Rainbow week And the history of the rainbow flag

25th June 2018

Back in 1978, when Grease was the word and Argentina were actually good at World Cups, something that may have slipped under your historical radar is the adoption of the rainbow flag by the LGBT+ community.

40 years ago this week, in a flat in San Francisco and with the help of 30 members of a collective, Gilbert Baker carefully hand-stitched and dyed the first rainbow flag to be used for LGBT purposes, and it was flown in the San Francisco gay pride parade that year.

Lesbian Angels
Lesbian angels wear rainbow wings 📸 Diricia De Wet

In a 2008 interview, Baker said that he already knew that he had made something special. “A flag translates into everything, from tacky souvenirs to the names of organizations and the way that flags function. I knew instantly when I saw the reaction that it was going to be something. I didn’t know what or how or — but I knew.”

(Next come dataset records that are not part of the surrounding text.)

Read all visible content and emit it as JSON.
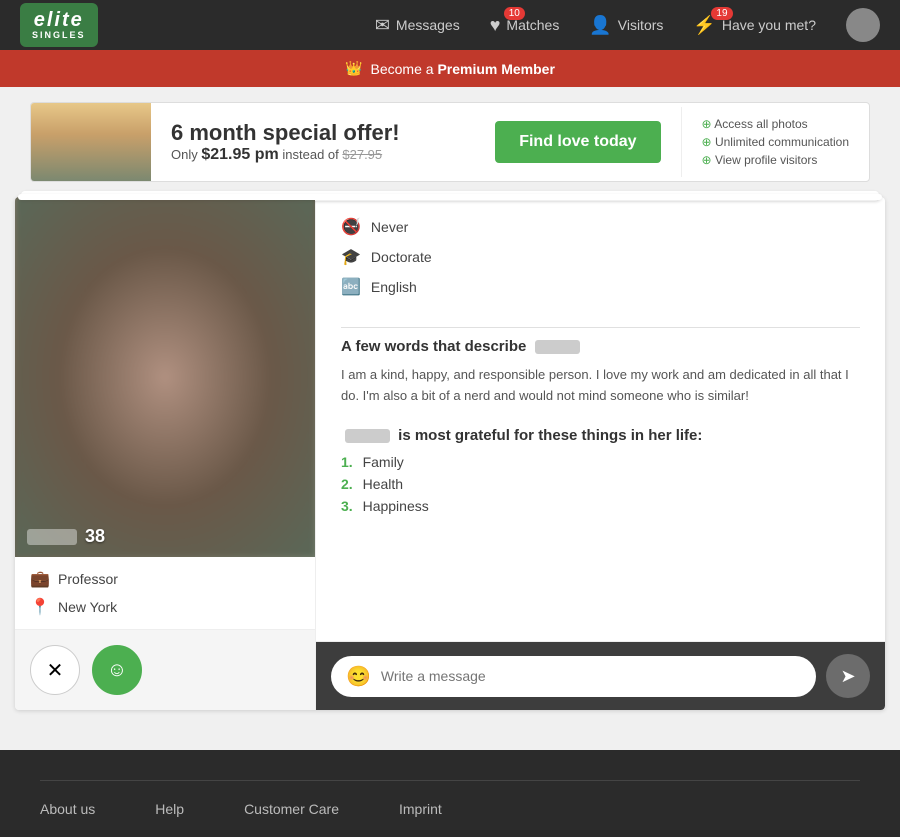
{
  "logo": {
    "brand": "elite",
    "sub": "SINGLES"
  },
  "nav": {
    "messages_label": "Messages",
    "matches_label": "Matches",
    "matches_count": "10",
    "visitors_label": "Visitors",
    "have_you_met_label": "Have you met?",
    "have_you_met_count": "19"
  },
  "premium_banner": {
    "pre": "Become a",
    "link": "Premium Member"
  },
  "ad": {
    "title": "6 month special offer!",
    "subtitle_pre": "Only",
    "price": "$21.95 pm",
    "subtitle_mid": "instead of",
    "old_price": "$27.95",
    "cta": "Find love today",
    "feature1": "Access all photos",
    "feature2": "Unlimited communication",
    "feature3": "View profile visitors"
  },
  "profile": {
    "age": "38",
    "profession": "Professor",
    "location": "New York",
    "attr_smoking": "Never",
    "attr_education": "Doctorate",
    "attr_language": "English",
    "desc_title": "A few words that describe",
    "bio": "I am a kind, happy, and responsible person. I love my work and am dedicated in all that I do. I'm also a bit of a nerd and would not mind someone who is similar!",
    "grateful_title_pre": "is most grateful for these things in her life:",
    "grateful1": "Family",
    "grateful2": "Health",
    "grateful3": "Happiness"
  },
  "message": {
    "placeholder": "Write a message"
  },
  "footer": {
    "about": "About us",
    "help": "Help",
    "customer_care": "Customer Care",
    "imprint": "Imprint"
  }
}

And it’s become something huge. Go to any pride parade across the world and rainbow flags will be everywhere. And not only flags, there’ll be rainbow glitter, rainbow clothes, rainbow hair, rainbow everything, and LGBT+ people the world over come together to celebrate themselves and protest against their oppressors, united under the banner of the rainbow flag.

Rainbow flags have always been a symbol of revolution and rebellion, from the first recorded use of one in the Rebellion of Túpac Amaru II, when the Peruvian rebel led indigenous peasants against the colonial Spanish rule, to the anti-nuclear Peace movement in Italy in the sixties. Of course, these flags all differed slightly from one another, but today the rainbow flag is only ever associated with one thing.

As it’s the 40th anniversary of the first “gay” rainbow flag this week, we’ll be publishing loads of content about identity, sexual orientation and rainbows. Earlier today we looked into homophobia in football, but later in the week we’ll find out why lesbians take longer to find out they’re gay and look at the origins of gay slang.